Below are the required skills.

  • Graduation and /or Post Graduation in (life Sciences)
  • 7 – 10 years of experience in a similar environment.
  • Sound knowledge of Pharmacovigilance is expected.
  • Knowledge of medical terminologies and clinical pharmacology.
  • Good understanding of the internal and external Pharmacovigilance setting and requirements.
  • Sound working knowledge of MS Windows applications including MS Office tools.
  • Solid Novo Nordisk organizational or pharmaceutical company understanding.
  • Excellent communication skills (written and oral), with English correspondence.
  • Good presentation skills
  • Solid knowledge of Novo Nordisk products, incl. mechanism of action, safety profile, patient population, etc.
  • Well versed with CAPA (Corrective and Preventive Action) process.
  • Expert in Case Management Request vertical.
  • Good knowledge of GXP requirements.
  • Solid knowledge of Pharmacovigilance principles and international regulatory requirements regarding drug safety
     

Working at Novo Nordisk

At Novo Nordisk, we strive for excellence.
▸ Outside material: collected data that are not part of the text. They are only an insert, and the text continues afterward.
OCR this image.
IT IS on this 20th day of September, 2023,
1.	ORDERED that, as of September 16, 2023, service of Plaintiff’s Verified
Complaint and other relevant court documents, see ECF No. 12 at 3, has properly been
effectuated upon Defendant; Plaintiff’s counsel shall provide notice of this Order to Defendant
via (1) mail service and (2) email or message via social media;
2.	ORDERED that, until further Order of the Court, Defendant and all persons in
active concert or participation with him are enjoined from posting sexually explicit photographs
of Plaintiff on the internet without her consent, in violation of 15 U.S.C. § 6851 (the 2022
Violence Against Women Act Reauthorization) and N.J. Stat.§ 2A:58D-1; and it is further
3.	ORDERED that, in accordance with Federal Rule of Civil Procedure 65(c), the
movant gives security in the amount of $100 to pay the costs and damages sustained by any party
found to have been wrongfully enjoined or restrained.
You share the same passion and commitment as our employees in our journey to make a difference to patients’ lives. In exchange, we offer you the chance of a lifetime to work with extraordinary talent and benefit from unmatched opportunities for professional and personal development.
 

Contact

To submit your application, please upload your CV online (click on Apply and follow the instructions). 

 

Deadline

July 8, 2022

 

We commit to an inclusive recruitment process and equality of opportunity for all our job applicants. 

 

At Novo Nordisk we recognize that it is no longer good enough to aspire to be the best company in the world. We need to aspire to be the best company for the world and we know that this is only possible with talented employees with diverse perspectives, backgrounds and cultures. We are therefore committed to creating an inclusive culture that celebrates the diversity of our employees, the patients we serve and communities we operate in. Together, we’re life changing.